Popular Science’s series, The Builders, takes you behind the construction tape to reveal the individuals responsible for history’s greatest architectural works.
The World’s Columbian Exposition was, by all accounts but one, a roaring success. Between May and October, 1893, more than 27 million people wandered the “White City,” a gleaming neoclassical campus commemorating the 400th anniversary of Christopher Columbus’s arrival in the Americas. The nation’s preeminent architects crammed artificial lagoons, the original Ferris wheel, the first moving walkway, and life-size replicas of the Nina, Pinta, and Santa Maria onto 690 acres on the south side of Chicago. It was so successful it became a template for city planning throughout North America.

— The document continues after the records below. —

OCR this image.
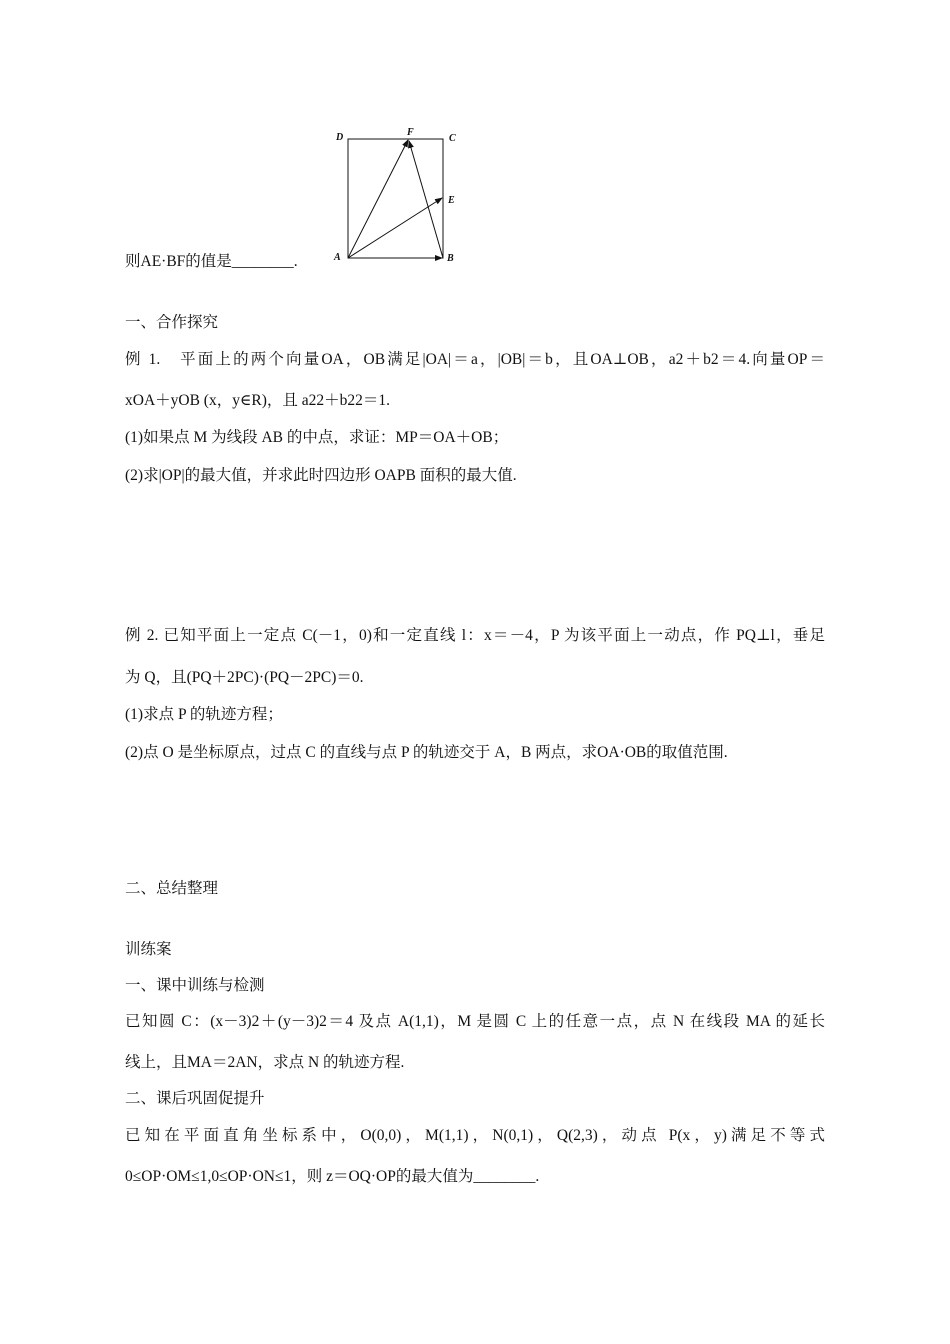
D	F
C
E
A	B
则AE·BF的值是________.
一、合作探究
例 1.　平面上的两个向量OA，OB满足|OA|＝a，|OB|＝b，且OA⊥OB，a2＋b2＝4.向量OP＝
xOA＋yOB (x，y∈R)，且 a22＋b22＝1.
(1)如果点 M 为线段 AB 的中点，求证：MP＝OA＋OB；
(2)求|OP|的最大值，并求此时四边形 OAPB 面积的最大值.
例 2. 已知平面上一定点 C(－1，0)和一定直线 l：x＝－4，P 为该平面上一动点，作 PQ⊥l，垂足
为 Q，且(PQ＋2PC)·(PQ－2PC)＝0.
(1)求点 P 的轨迹方程；
(2)点 O 是坐标原点，过点 C 的直线与点 P 的轨迹交于 A，B 两点，求OA·OB的取值范围.
二、总结整理
训练案
一、课中训练与检测
已知圆 C：(x－3)2＋(y－3)2＝4 及点 A(1,1)，M 是圆 C 上的任意一点，点 N 在线段 MA 的延长
线上，且MA＝2AN，求点 N 的轨迹方程.
二、课后巩固促提升
已知在平面直角坐标系中，O(0,0)，M(1,1)，N(0,1)，Q(2,3)，动点 P(x，y)满足不等式
0≤OP·OM≤1,0≤OP·ON≤1，则 z＝OQ·OP的最大值为________.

Louis Sullivan saw things through a different lens. Unimpressed by the curated knock-off of a European city, the young designer bickered with Daniel Burnham, the fair’s director, even as the work progressed. He wrote in The Autobiography of an Idea that the exhibition set American architecture back “for half a century from its date, if not longer.” Sullivan was disturbed by his fellow architects’ willingness to conform to European aesthetic standards and put their names on conformist derivatives of ancient Greek and Roman structures. What’s more, the buildings did nothing to conform to, or convey, their purpose. Instead of linking the promenade and the exhibition inside, the artful facades merely masked the interiors. So Sullivan and his partner, Dankmar Adler, designed the Transportation Building, an incongruous gold-and-brick edifice in the middle of the pearly white compound.
While their firm is best known for building up, the Transportation Building was a stout horizontal structure. They made it vaguely Romanesque, a medieval style of architecture that emphasized arches, pillars, and barrel vaults. But its kaleidoscopic facade mixed brick with green and pink paint and elaborate carvings in a way that mimicked the intricate, colorful gates to Fez, Morocco or Lahore, Pakistan. Its most impressive feature was the Golden Doorway, a glimmering seven-layer arch culminating above three sets of central doors. The opulent structure made global references, but it was uniquely Sullivan, and, as he would have it, uniquely American.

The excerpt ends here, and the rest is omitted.